Therapeutic Applications of SHP2 Inhibitors
SHP2 inhibitors are being investigated for their therapeutic potential across a range of diseases, particularly in oncology, where dysregulated SHP2 activity contributes to tumor growth. Their primary role is in cancers driven by mutations in the RAS/MAPK pathway, such as non-small cell lung cancer, melanoma, and colorectal cancer. In these cancers, SHP2 inhibition can help overcome resistance to other targeted therapies by dampening the hyperactive signaling cascade that promotes tumor proliferation.
These inhibitors are particularly relevant in cancers with specific mutations like KRASG12C, KRASG12D, NF1 loss of function, and BRAF Class 3 mutations, all of which rely on SHP2 for sustained RAS/MAPK activation. For instance, SHP2 inhibition can resensitize tumors to existing MAPK pathway inhibitors, offering a strategy to improve treatment outcomes when initial therapies lose effectiveness. This combination approach leverages that SHP2 is a central node in the RAS pathway, making its inhibition effective even if other components of the pathway are mutated.
Beyond cancer, SHP2 inhibitors show promise in treating rare developmental disorders known as RASopathies, including Noonan Syndrome and Neurofibromatosis Type 1. Noonan Syndrome, often caused by gain-of-function PTPN11 mutations, leads to developmental abnormalities and increased cancer risk due to hyperactivated RAS/MAPK signaling. Inhibiting SHP2 could normalize these pathways, potentially addressing symptoms like hypertrophic cardiomyopathy, growth retardation, and cognitive impairment. Similarly, in Neurofibromatosis Type 1, which involves mutations in the NF1 gene affecting RAS signaling, SHP2 inhibitors could offer a way to manage tumor development and other associated complications.
Current Progress and Clinical Landscape
Several SHP2 inhibitors have advanced into clinical trials, demonstrating the growing interest in this class of drugs. Key compounds include TNO155, RMC-4630, PF-07282489 (formerly ARRY-558), and BBP-398. These agents are primarily in Phase 1 or Phase 2 clinical trials, evaluating their safety, tolerability, and preliminary anti-tumor activity.
TNO155, one of the first SHP2 inhibitors to enter clinical development, is currently in Phase 1 and Phase 2 trials for various metastatic solid tumors, including non-small cell lung cancer with KRAS mutations. RMC-4630 has also shown anti-tumor activity in initial Phase 1 trials for tumors with diverse RAS pathway mutations, such as KRASG12C, KRASG12D, and BRAF Class 3. Both TNO155 and RMC-4630 are being investigated as single agents and in combination with other targeted therapies, like MEK inhibitors or KRAS inhibitors, to enhance efficacy and overcome resistance mechanisms.

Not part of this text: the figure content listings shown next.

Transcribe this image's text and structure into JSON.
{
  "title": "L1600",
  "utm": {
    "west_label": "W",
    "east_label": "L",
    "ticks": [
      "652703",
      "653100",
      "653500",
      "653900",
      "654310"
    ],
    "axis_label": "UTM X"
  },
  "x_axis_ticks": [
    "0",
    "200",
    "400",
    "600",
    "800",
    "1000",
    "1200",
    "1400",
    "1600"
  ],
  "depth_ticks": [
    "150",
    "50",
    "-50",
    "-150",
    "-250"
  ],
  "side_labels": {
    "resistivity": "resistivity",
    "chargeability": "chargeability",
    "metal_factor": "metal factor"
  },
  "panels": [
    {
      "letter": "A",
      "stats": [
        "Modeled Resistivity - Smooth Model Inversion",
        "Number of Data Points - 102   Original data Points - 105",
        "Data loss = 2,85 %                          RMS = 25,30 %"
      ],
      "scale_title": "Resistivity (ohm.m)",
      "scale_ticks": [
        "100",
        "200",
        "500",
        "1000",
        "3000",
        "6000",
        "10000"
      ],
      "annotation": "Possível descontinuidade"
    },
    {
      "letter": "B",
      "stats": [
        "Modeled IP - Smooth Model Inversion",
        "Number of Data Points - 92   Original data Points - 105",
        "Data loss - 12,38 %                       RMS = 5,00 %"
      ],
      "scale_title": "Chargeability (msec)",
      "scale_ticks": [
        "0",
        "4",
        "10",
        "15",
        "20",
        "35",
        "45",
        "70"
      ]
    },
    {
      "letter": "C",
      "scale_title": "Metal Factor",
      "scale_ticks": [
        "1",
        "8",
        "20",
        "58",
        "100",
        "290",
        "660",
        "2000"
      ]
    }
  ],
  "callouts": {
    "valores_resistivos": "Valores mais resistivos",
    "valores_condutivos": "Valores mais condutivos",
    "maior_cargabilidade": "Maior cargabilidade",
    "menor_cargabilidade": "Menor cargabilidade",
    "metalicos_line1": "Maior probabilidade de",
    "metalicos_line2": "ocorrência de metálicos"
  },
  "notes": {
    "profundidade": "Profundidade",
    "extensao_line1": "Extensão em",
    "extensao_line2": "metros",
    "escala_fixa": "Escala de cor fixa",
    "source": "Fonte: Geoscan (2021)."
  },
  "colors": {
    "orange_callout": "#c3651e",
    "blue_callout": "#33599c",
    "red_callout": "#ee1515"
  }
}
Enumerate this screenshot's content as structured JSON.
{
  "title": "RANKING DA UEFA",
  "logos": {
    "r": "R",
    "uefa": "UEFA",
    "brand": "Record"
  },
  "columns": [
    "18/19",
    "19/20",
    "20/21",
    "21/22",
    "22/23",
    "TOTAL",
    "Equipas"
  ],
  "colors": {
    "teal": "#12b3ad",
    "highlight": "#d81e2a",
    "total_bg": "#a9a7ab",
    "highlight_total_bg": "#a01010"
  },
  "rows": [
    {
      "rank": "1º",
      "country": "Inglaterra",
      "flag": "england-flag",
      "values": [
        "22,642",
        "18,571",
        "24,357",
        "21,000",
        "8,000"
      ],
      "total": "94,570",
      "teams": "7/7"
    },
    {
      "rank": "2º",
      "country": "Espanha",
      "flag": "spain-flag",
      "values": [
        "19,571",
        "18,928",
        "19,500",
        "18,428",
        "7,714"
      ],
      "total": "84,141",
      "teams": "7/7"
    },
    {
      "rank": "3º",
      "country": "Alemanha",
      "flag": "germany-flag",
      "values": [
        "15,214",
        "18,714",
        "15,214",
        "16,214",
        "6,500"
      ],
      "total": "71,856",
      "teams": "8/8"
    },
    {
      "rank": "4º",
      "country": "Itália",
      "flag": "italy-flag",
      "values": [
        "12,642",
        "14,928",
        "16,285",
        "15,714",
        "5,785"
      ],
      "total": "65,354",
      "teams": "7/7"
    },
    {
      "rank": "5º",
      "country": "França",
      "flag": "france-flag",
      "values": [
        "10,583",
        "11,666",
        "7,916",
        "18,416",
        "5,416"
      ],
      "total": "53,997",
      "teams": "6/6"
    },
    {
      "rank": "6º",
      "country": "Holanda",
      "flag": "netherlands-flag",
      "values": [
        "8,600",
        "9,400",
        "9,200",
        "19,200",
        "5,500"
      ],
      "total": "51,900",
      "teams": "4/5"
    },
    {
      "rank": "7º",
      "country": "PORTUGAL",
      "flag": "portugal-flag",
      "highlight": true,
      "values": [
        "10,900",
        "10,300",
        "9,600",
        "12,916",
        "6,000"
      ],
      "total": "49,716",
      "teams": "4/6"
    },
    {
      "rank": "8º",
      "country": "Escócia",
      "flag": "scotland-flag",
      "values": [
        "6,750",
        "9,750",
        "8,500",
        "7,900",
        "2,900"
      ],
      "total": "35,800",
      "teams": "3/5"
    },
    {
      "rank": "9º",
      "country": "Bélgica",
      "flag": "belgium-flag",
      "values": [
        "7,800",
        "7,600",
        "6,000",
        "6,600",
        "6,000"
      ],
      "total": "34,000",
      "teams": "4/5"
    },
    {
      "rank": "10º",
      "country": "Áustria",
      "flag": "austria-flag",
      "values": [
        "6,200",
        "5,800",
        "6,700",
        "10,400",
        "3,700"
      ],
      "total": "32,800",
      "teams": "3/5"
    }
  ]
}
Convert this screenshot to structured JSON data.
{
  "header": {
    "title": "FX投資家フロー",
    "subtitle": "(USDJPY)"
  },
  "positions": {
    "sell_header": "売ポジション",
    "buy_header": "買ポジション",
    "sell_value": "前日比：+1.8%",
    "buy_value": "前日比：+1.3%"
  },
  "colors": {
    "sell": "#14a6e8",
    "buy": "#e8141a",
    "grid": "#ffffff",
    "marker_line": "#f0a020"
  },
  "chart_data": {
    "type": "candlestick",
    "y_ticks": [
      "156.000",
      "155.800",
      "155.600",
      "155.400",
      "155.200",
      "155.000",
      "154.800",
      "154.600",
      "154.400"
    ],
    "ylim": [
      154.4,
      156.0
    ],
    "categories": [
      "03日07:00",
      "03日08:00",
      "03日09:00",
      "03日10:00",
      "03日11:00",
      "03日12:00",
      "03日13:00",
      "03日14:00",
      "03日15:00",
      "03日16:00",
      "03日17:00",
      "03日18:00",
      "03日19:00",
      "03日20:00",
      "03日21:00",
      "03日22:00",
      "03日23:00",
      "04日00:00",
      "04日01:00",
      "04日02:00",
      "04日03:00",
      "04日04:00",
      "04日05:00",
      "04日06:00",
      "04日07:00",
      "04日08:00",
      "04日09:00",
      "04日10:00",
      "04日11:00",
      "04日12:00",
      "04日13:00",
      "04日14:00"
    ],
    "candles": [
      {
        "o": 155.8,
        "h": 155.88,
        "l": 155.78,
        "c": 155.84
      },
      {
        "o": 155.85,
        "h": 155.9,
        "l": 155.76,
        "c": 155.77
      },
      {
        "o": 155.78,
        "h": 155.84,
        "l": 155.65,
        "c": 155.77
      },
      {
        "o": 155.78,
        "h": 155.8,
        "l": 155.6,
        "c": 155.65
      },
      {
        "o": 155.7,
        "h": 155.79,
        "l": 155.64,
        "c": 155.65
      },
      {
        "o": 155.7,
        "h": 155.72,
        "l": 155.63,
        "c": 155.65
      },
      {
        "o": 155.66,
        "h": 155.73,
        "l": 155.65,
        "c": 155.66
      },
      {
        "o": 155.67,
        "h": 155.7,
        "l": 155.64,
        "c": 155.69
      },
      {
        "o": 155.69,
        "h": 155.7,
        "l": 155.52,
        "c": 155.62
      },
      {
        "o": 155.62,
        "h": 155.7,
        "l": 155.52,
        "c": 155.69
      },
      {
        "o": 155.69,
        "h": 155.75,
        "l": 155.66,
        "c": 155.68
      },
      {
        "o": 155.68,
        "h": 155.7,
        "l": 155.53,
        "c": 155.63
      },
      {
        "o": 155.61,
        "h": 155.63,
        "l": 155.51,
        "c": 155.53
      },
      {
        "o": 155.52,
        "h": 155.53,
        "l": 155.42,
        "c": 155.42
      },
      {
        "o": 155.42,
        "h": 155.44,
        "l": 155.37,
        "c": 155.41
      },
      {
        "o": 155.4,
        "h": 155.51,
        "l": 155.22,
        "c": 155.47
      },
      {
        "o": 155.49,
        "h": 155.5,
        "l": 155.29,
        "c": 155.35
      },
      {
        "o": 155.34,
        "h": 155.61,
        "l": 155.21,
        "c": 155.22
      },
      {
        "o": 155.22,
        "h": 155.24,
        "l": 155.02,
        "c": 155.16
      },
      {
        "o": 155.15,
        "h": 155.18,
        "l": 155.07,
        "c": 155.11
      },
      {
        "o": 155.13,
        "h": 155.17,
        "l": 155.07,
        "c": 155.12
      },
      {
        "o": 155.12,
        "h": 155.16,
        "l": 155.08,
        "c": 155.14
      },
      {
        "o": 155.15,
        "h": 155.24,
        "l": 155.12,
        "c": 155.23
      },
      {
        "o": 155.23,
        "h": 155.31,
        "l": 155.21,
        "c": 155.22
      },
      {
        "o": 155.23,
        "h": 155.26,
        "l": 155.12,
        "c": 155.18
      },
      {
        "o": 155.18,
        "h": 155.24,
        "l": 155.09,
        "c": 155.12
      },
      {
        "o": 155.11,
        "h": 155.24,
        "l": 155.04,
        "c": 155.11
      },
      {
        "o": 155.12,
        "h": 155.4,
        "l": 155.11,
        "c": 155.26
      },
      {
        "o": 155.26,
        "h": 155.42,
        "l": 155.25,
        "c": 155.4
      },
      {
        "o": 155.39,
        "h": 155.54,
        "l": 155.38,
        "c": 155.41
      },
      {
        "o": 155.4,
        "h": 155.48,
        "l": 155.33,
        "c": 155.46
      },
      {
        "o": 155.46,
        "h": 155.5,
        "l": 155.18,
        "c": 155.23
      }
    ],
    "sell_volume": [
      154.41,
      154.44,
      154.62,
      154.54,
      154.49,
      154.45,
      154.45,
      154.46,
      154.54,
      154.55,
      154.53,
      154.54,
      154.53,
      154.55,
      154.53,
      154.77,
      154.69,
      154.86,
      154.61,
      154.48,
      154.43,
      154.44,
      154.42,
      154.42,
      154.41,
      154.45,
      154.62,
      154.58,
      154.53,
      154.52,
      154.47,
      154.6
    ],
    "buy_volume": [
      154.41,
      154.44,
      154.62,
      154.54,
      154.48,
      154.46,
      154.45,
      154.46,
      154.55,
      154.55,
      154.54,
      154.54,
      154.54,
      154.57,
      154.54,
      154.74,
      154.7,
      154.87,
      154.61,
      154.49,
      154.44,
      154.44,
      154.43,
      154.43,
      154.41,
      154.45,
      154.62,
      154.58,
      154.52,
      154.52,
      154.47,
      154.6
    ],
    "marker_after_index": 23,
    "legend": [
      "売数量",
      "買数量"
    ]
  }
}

PF-07282489, an allosteric SHP2 inhibitor, is designed to overcome bypass signaling that leads to resistance in various oncogene-addicted solid tumors. BBP-398 (formerly IACS-15509) is another SHP2 inhibitor undergoing Phase 1 and Phase 1B studies for advanced solid tumors, including non-small cell lung cancer with KRAS mutations, often in combination with immunotherapies like nivolumab. While no SHP2 inhibitor has yet received market approval, ongoing research and clinical progress highlight a promising outlook for these targeted therapies.